Originally published October 13, 2009
Just a few days ago, I attended an evening meditation class hosted by Stephen K. Hayes (see more about Stephen here). The focus of the session was our senses – the information channels which connect us to the world, and the framework within which our normal thinking process operates.
Mr. Hayes presented several exercises: focusing on our senses of smell, taste and hearing. In each exercise we focused our attention on a particular stimulus (like the smell of incense) AND we noted any reactions to that stimulus. Did any memories present themselves? Was the experience positive or negative? What other sensations followed the primary stimulus?
For me, the timing of this class was serendipitous. I have just completed an informal meditation mini-course (click here to sign up for this ten lesson course), and I present a lot of material about how to manage your senses to maximize your meditative efforts. What kinds of images, sounds and feelings do we focus our attention on? Are we in charge of our experiences, or do they drive us around like sheepdogs?

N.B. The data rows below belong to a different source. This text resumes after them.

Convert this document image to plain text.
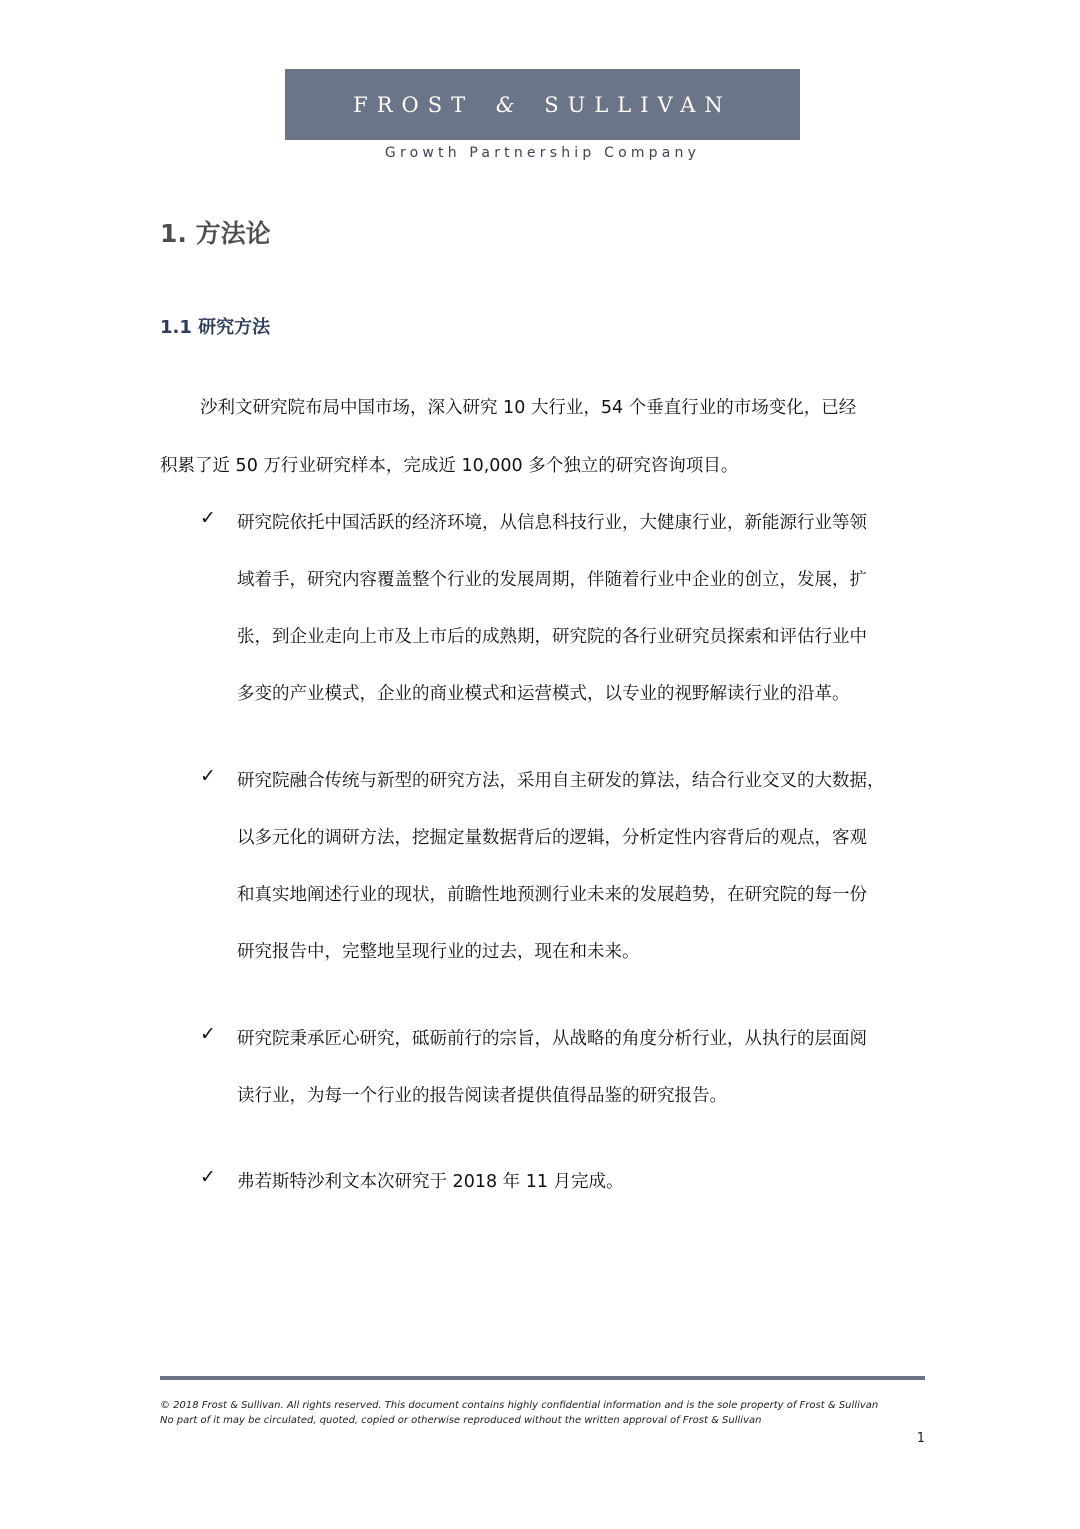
FROST & SULLIVAN
Growth Partnership Company
1. 方法论
1.1 研究方法
沙利文研究院布局中国市场，深入研究 10 大行业，54 个垂直行业的市场变化，已经
积累了近 50 万行业研究样本，完成近 10,000 多个独立的研究咨询项目。
✓ 研究院依托中国活跃的经济环境，从信息科技行业，大健康行业，新能源行业等领
域着手，研究内容覆盖整个行业的发展周期，伴随着行业中企业的创立，发展，扩
张，到企业走向上市及上市后的成熟期，研究院的各行业研究员探索和评估行业中
多变的产业模式，企业的商业模式和运营模式，以专业的视野解读行业的沿革。
✓ 研究院融合传统与新型的研究方法，采用自主研发的算法，结合行业交叉的大数据，
以多元化的调研方法，挖掘定量数据背后的逻辑，分析定性内容背后的观点，客观
和真实地阐述行业的现状，前瞻性地预测行业未来的发展趋势，在研究院的每一份
研究报告中，完整地呈现行业的过去，现在和未来。
✓ 研究院秉承匠心研究，砥砺前行的宗旨，从战略的角度分析行业，从执行的层面阅
读行业，为每一个行业的报告阅读者提供值得品鉴的研究报告。
✓ 弗若斯特沙利文本次研究于 2018 年 11 月完成。
© 2018 Frost & Sullivan. All rights reserved. This document contains highly confidential information and is the sole property of Frost & Sullivan
No part of it may be circulated, quoted, copied or otherwise reproduced without the written approval of Frost & Sullivan
1
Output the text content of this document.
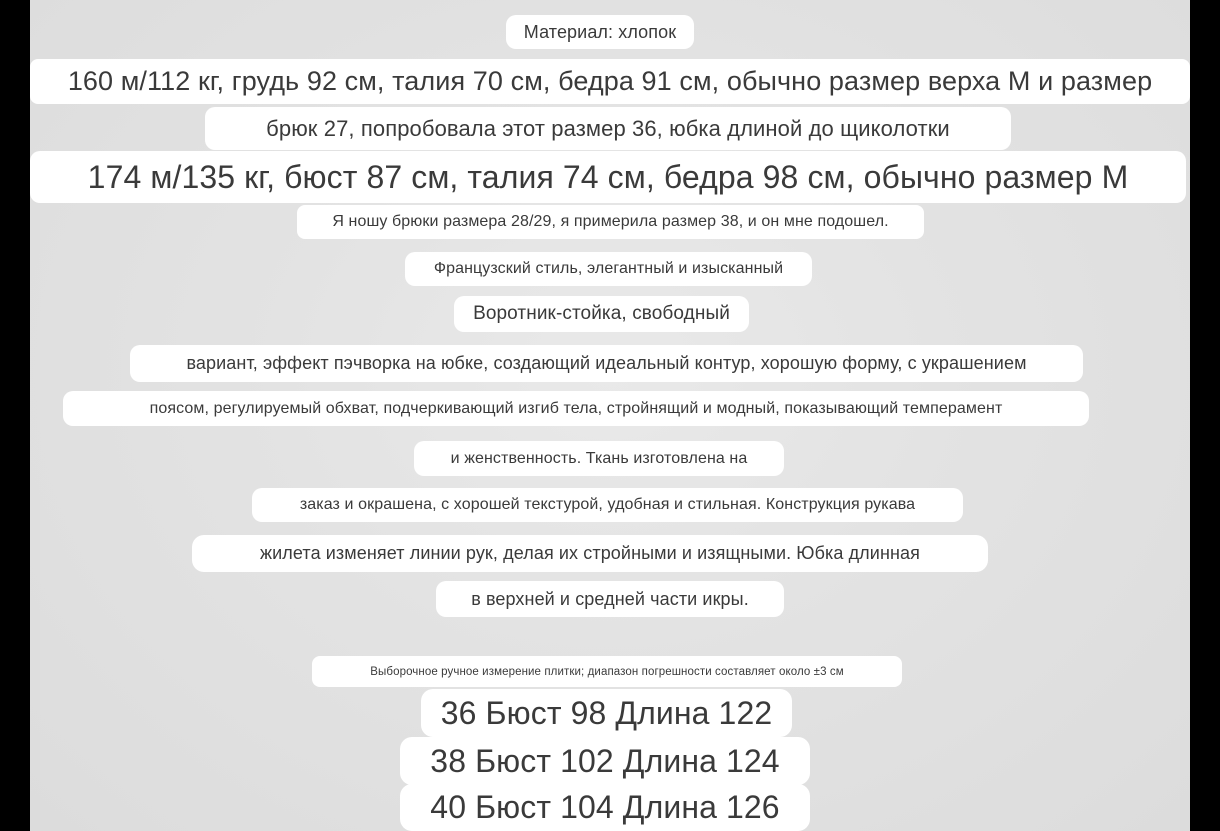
Материал: хлопок
160 м/112 кг, грудь 92 см, талия 70 см, бедра 91 см, обычно размер верха M и размер
брюк 27, попробовала этот размер 36, юбка длиной до щиколотки
174 м/135 кг, бюст 87 см, талия 74 см, бедра 98 см, обычно размер M
Я ношу брюки размера 28/29, я примерила размер 38, и он мне подошел.
Французский стиль, элегантный и изысканный
Воротник-стойка, свободный
вариант, эффект пэчворка на юбке, создающий идеальный контур, хорошую форму, с украшением
поясом, регулируемый обхват, подчеркивающий изгиб тела, стройнящий и модный, показывающий темперамент
и женственность. Ткань изготовлена на
заказ и окрашена, с хорошей текстурой, удобная и стильная. Конструкция рукава
жилета изменяет линии рук, делая их стройными и изящными. Юбка длинная
в верхней и средней части икры.
Выборочное ручное измерение плитки; диапазон погрешности составляет около ±3 см
36 Бюст 98 Длина 122
38 Бюст 102 Длина 124
40 Бюст 104 Длина 126
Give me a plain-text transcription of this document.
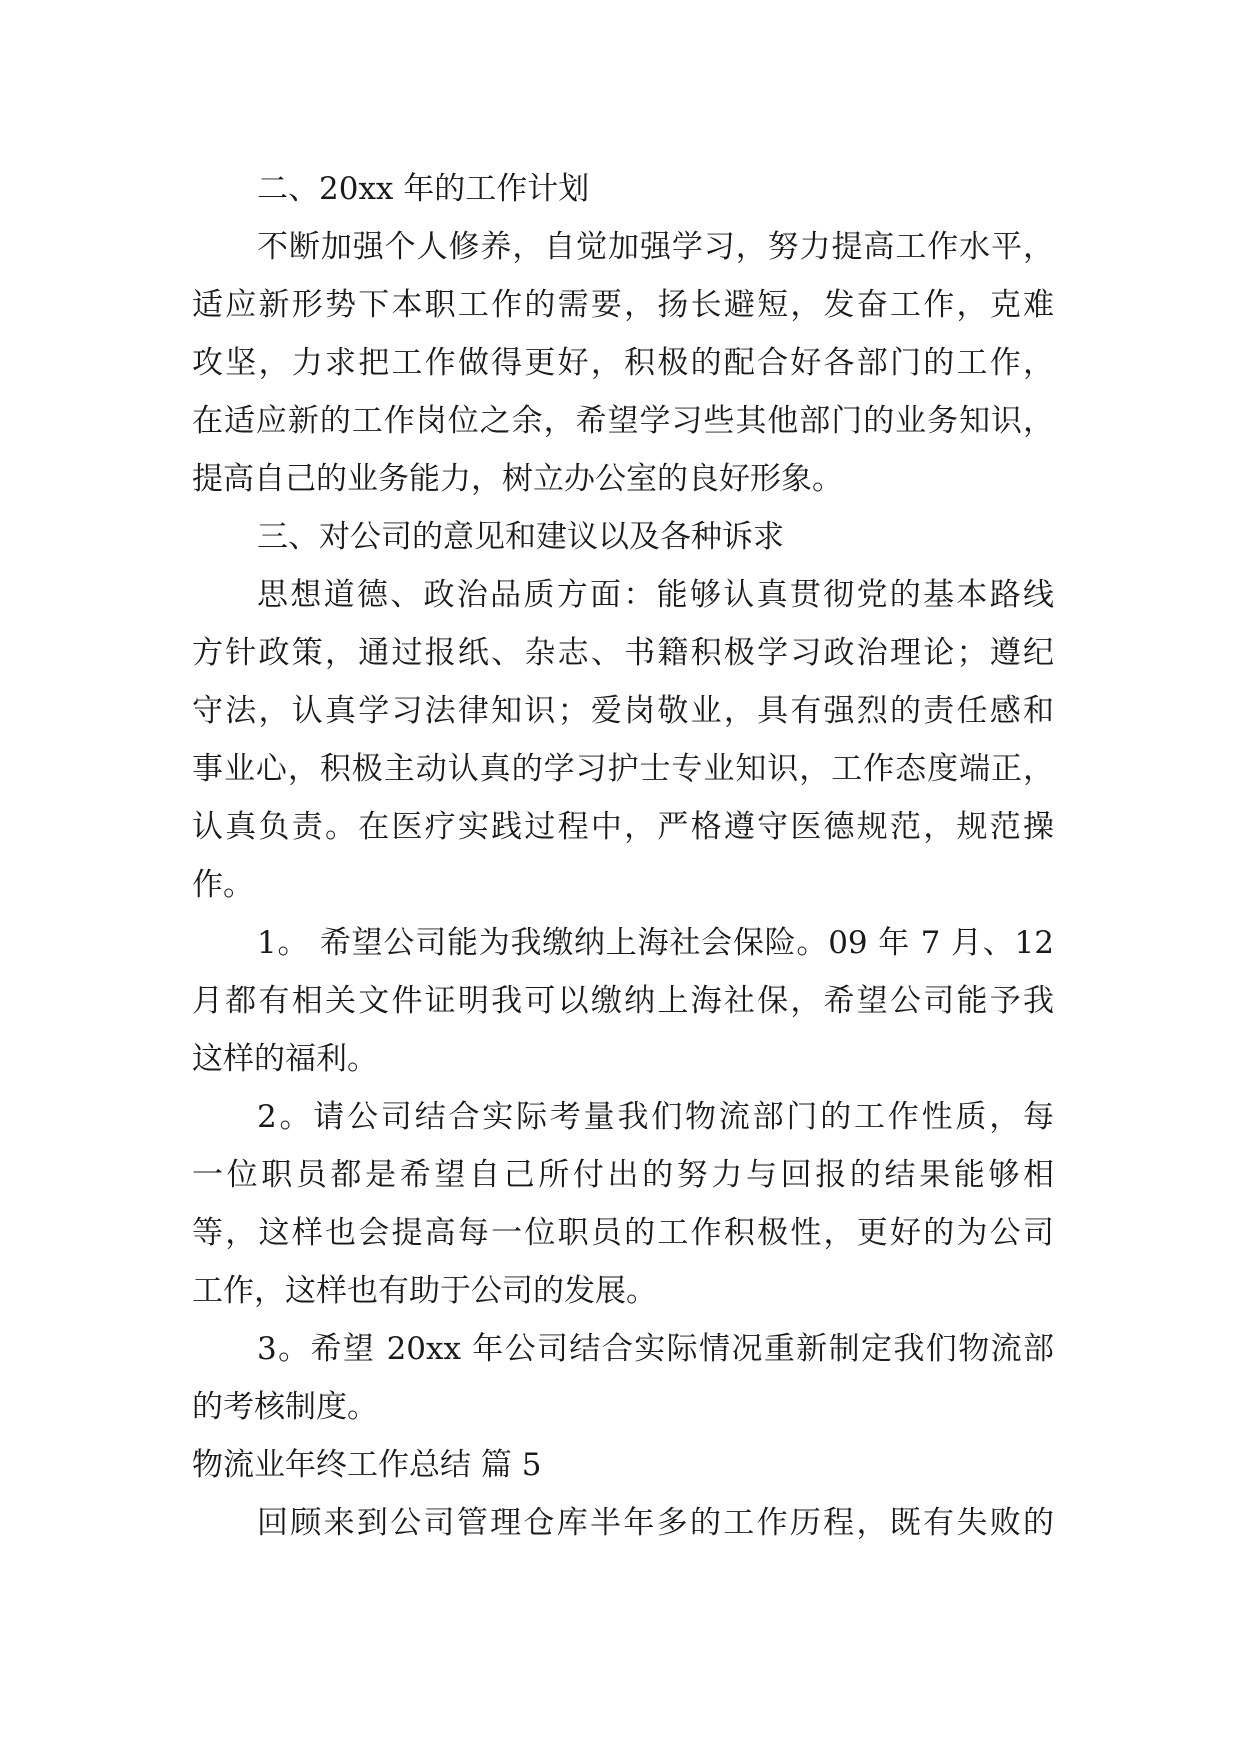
二、20xx 年的工作计划
不断加强个人修养，自觉加强学习，努力提高工作水平，
适应新形势下本职工作的需要，扬长避短，发奋工作，克难
攻坚，力求把工作做得更好，积极的配合好各部门的工作，
在适应新的工作岗位之余，希望学习些其他部门的业务知识，
提高自己的业务能力，树立办公室的良好形象。
三、对公司的意见和建议以及各种诉求
思想道德、政治品质方面：能够认真贯彻党的基本路线
方针政策，通过报纸、杂志、书籍积极学习政治理论；遵纪
守法，认真学习法律知识；爱岗敬业，具有强烈的责任感和
事业心，积极主动认真的学习护士专业知识，工作态度端正，
认真负责。在医疗实践过程中，严格遵守医德规范，规范操
作。
1。 希望公司能为我缴纳上海社会保险。09 年 7 月、12
月都有相关文件证明我可以缴纳上海社保，希望公司能予我
这样的福利。
2。请公司结合实际考量我们物流部门的工作性质，每
一位职员都是希望自己所付出的努力与回报的结果能够相
等，这样也会提高每一位职员的工作积极性，更好的为公司
工作，这样也有助于公司的发展。
3。希望 20xx 年公司结合实际情况重新制定我们物流部
的考核制度。
物流业年终工作总结 篇 5
回顾来到公司管理仓库半年多的工作历程，既有失败的
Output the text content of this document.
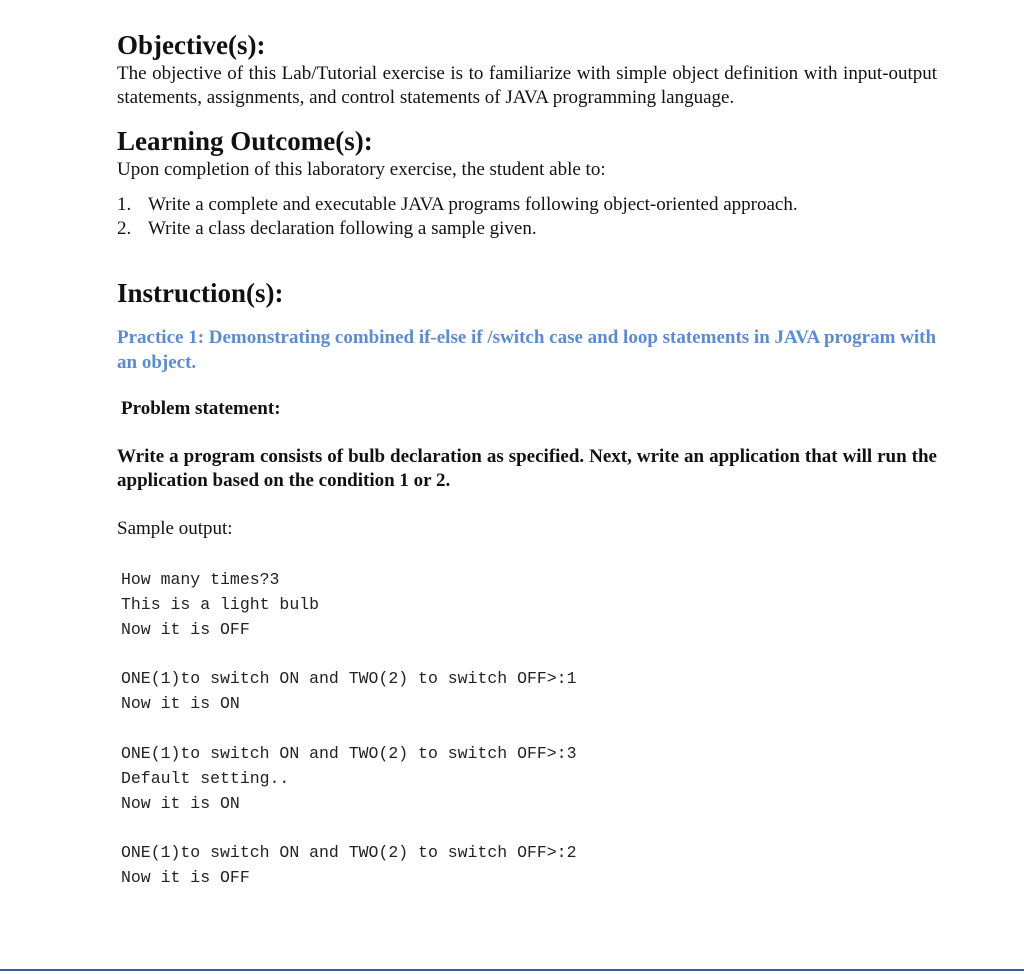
Objective(s):

The objective of this Lab/Tutorial exercise is to familiarize with simple object definition with input-output statements, assignments, and control statements of JAVA programming language.

Learning Outcome(s):

Upon completion of this laboratory exercise, the student able to:

1. Write a complete and executable JAVA programs following object-oriented approach.
2. Write a class declaration following a sample given.
Instruction(s):

Practice 1: Demonstrating combined if-else if /switch case and loop statements in JAVA program with an object.

Problem statement:

Write a program consists of bulb declaration as specified. Next, write an application that will run the application based on the condition 1 or 2.

Sample output:

How many times?3
This is a light bulb
Now it is OFF
ONE(1)to switch ON and TWO(2) to switch OFF>:1
Now it is ON
ONE(1)to switch ON and TWO(2) to switch OFF>:3
Default setting..
Now it is ON
ONE(1)to switch ON and TWO(2) to switch OFF>:2
Now it is OFF
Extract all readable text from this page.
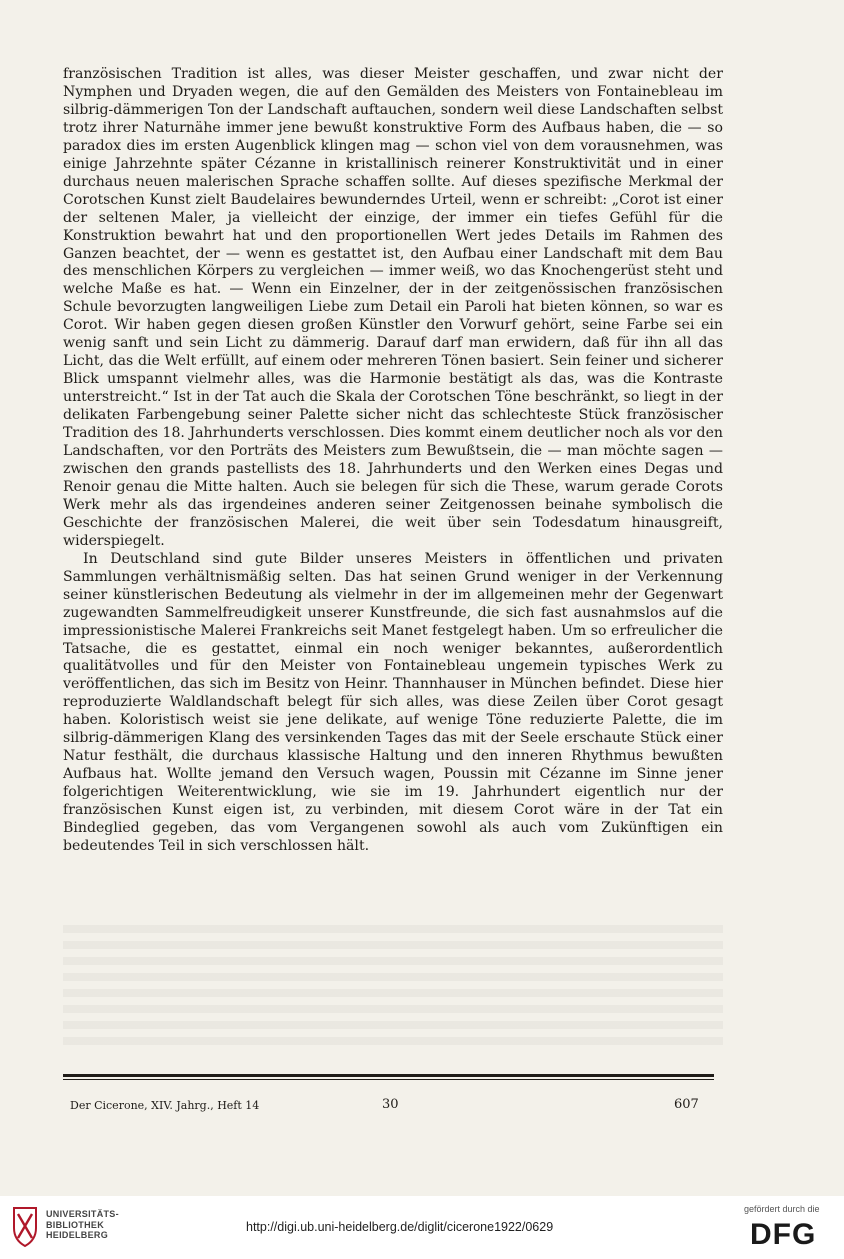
französischen Tradition ist alles, was dieser Meister geschaffen, und zwar nicht der Nymphen und Dryaden wegen, die auf den Gemälden des Meisters von Fontainebleau im silbrig-dämmerigen Ton der Landschaft auftauchen, sondern weil diese Landschaften selbst trotz ihrer Naturnähe immer jene bewußt konstruktive Form des Aufbaus haben, die — so paradox dies im ersten Augenblick klingen mag — schon viel von dem vorausnehmen, was einige Jahrzehnte später Cézanne in kristallinisch reinerer Konstruktivität und in einer durchaus neuen malerischen Sprache schaffen sollte. Auf dieses spezifische Merkmal der Corotschen Kunst zielt Baudelaires bewunderndes Urteil, wenn er schreibt: „Corot ist einer der seltenen Maler, ja vielleicht der einzige, der immer ein tiefes Gefühl für die Konstruktion bewahrt hat und den proportionellen Wert jedes Details im Rahmen des Ganzen beachtet, der — wenn es gestattet ist, den Aufbau einer Landschaft mit dem Bau des menschlichen Körpers zu vergleichen — immer weiß, wo das Knochengerüst steht und welche Maße es hat. — Wenn ein Einzelner, der in der zeitgenössischen französischen Schule bevorzugten langweiligen Liebe zum Detail ein Paroli hat bieten können, so war es Corot. Wir haben gegen diesen großen Künstler den Vorwurf gehört, seine Farbe sei ein wenig sanft und sein Licht zu dämmerig. Darauf darf man erwidern, daß für ihn all das Licht, das die Welt erfüllt, auf einem oder mehreren Tönen basiert. Sein feiner und sicherer Blick umspannt vielmehr alles, was die Harmonie bestätigt als das, was die Kontraste unterstreicht.“ Ist in der Tat auch die Skala der Corotschen Töne beschränkt, so liegt in der delikaten Farbengebung seiner Palette sicher nicht das schlechteste Stück französischer Tradition des 18. Jahrhunderts verschlossen. Dies kommt einem deutlicher noch als vor den Landschaften, vor den Porträts des Meisters zum Bewußtsein, die — man möchte sagen — zwischen den grands pastellists des 18. Jahrhunderts und den Werken eines Degas und Renoir genau die Mitte halten. Auch sie belegen für sich die These, warum gerade Corots Werk mehr als das irgendeines anderen seiner Zeitgenossen beinahe symbolisch die Geschichte der französischen Malerei, die weit über sein Todesdatum hinausgreift, widerspiegelt.

In Deutschland sind gute Bilder unseres Meisters in öffentlichen und privaten Sammlungen verhältnismäßig selten. Das hat seinen Grund weniger in der Verkennung seiner künstlerischen Bedeutung als vielmehr in der im allgemeinen mehr der Gegenwart zugewandten Sammelfreudigkeit unserer Kunstfreunde, die sich fast ausnahmslos auf die impressionistische Malerei Frankreichs seit Manet festgelegt haben. Um so erfreulicher die Tatsache, die es gestattet, einmal ein noch weniger bekanntes, außerordentlich qualitätvolles und für den Meister von Fontainebleau ungemein typisches Werk zu veröffentlichen, das sich im Besitz von Heinr. Thannhauser in München befindet. Diese hier reproduzierte Waldlandschaft belegt für sich alles, was diese Zeilen über Corot gesagt haben. Koloristisch weist sie jene delikate, auf wenige Töne reduzierte Palette, die im silbrig-dämmerigen Klang des versinkenden Tages das mit der Seele erschaute Stück einer Natur festhält, die durchaus klassische Haltung und den inneren Rhythmus bewußten Aufbaus hat. Wollte jemand den Versuch wagen, Poussin mit Cézanne im Sinne jener folgerichtigen Weiterentwicklung, wie sie im 19. Jahrhundert eigentlich nur der französischen Kunst eigen ist, zu verbinden, mit diesem Corot wäre in der Tat ein Bindeglied gegeben, das vom Vergangenen sowohl als auch vom Zukünftigen ein bedeutendes Teil in sich verschlossen hält.

Der Cicerone, XIV. Jahrg., Heft 14	30	607
UNIVERSITÄTS-
BIBLIOTHEK
HEIDELBERG
http://digi.ub.uni-heidelberg.de/diglit/cicerone1922/0629
gefördert durch die
DFG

In the class the other night though, Stephen took the complementary approach: 1) take time to observe the impact that physical sensations have on the content and quality of our consciousness, and 2) use those observations to make healthy decisions about what kind of sensations to surround yourself with.
He used an example of music: loads of people listen to music specifically engineered to arouse a sense of agitation (think of those cars driving down the street with the base turned up so loud you feel it, as much as hear it) – and wonder why they always feel keyed up! The same effect can be seen with the foods we eat, the TV we watch, the tone of voice we use, etc., etc., etc.
The bottom line is – don’t pretend that what you consume through your senses leaves you unaffected. It DOES affect you, so do a good job of surrounding yourself with healthy and enlivening stimuli.
It seems like a simple thing; try it out in your own life and see what the effect is.